Handing Brussels a multibillion pound Brexit 'divorce bill' would be a “betrayal of the British people”, anti-EU MPs have warned.

A number of leave-supporting backbenchers rounded on the Government following reports that UK and EU officials had agreed a sum of up to £50bn.

The agreement would clear a major hurdle ahead of next month's crucial European Council summit in Brussels, however ministers deny a figure has been reached and say talks are ongoing.

Speaking in the Commons during an urgent question today, vocal Tory backbencher Philip Davies said the UK should pay what it is legally obliged to and “not a penny more and not a penny less”.

“Will she make sure we have an itemised account of exactly what we are paying for at the end of it and also the legal basis upon which we are making those payments…” he asked Chief Secretary to the Treasury Liz Truss.

“If there’s any spare money going at a time of austerity, that should be directed to our priorities in the UK. We should not be giving a bung to the European Union that we’re not legally obliged to do."

His intervention followed that of Labour veteran Dennis Skinner, who said any “spare” billions should be invested in the health service and social care.

“70% of people in Bolsover voted to leave. Those same people would expect me to tell the Honourable Lady that from the finance department, if they’re got £60bn to spare it should go to the National Health Service and social care,” he said.

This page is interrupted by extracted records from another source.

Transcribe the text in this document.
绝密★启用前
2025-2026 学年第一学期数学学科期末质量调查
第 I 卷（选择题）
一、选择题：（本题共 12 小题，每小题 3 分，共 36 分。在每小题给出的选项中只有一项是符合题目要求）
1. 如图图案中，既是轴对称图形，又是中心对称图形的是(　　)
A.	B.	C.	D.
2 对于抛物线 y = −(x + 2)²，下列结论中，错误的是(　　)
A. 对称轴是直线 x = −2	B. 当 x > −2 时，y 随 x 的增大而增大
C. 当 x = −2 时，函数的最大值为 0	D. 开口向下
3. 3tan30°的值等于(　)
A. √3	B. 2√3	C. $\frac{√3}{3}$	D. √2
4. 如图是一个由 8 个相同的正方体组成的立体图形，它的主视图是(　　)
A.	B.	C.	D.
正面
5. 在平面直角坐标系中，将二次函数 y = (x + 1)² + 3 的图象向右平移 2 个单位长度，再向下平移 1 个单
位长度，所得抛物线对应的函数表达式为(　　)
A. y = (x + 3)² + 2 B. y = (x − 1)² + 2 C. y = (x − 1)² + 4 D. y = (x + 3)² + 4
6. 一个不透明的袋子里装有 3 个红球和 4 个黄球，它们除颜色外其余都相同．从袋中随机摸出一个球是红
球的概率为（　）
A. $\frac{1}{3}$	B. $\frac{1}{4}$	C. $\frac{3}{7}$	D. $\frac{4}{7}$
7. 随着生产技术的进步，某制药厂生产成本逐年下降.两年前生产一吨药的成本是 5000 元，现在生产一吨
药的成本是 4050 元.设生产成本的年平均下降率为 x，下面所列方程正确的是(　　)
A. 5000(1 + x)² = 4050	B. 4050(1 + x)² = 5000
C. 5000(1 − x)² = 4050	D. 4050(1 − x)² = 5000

Arch-Brexiteer Tory MP Peter Bone echoed Mr Skinner’s comments, adding that his Wellingborough constituents would want such a vast sum spent on the NHS, social care and defence.

“They would not want it given to the European Union. Would the minister agree that such a move would be betraying the trust of the British people?” he added.

Elsewhere, former minister John Redwood praised the Government for continuing to plan for a 'no deal' scenario, so the country is not “up against the clock” come exit day.

The Wokingham MP added: "No deal has the great advantage of no payments whatsoever under the divorce bill heading, so when the Government recommends a deal it has to be visibly better.”

Ms Truss, speaking on behalf of the Government in the chamber, insisted the figures reported were not necessarily true, but added that it was in the UK’s interest to reach an amicable outcome.

“The money that we’ve been reading about in the press is speculation," she said.

"Discussions are ongoing and we want to secure value for money for the British taxpayer.

“It’s in our interests to secure a long-term economic partnership with the European Union, but we will not be paying over money until everything is agreed."


Labour MP Jonathan Reynolds said his party would try to ensure any financial settlement faces the scrutiny of MPs and economic experts.

“The Government must be transparent about the process, especially once an understanding has been reached with our EU partners,” he said.

“This is why we’ve tabled an amendment which calls for any financial settlement to be assessed by the [Office for Budget Responsibility], by the National Audit Office and for Parliament to have a chance to scrutinise it."

He added that ministers should back the amendment "in the interests of transparency and clarity".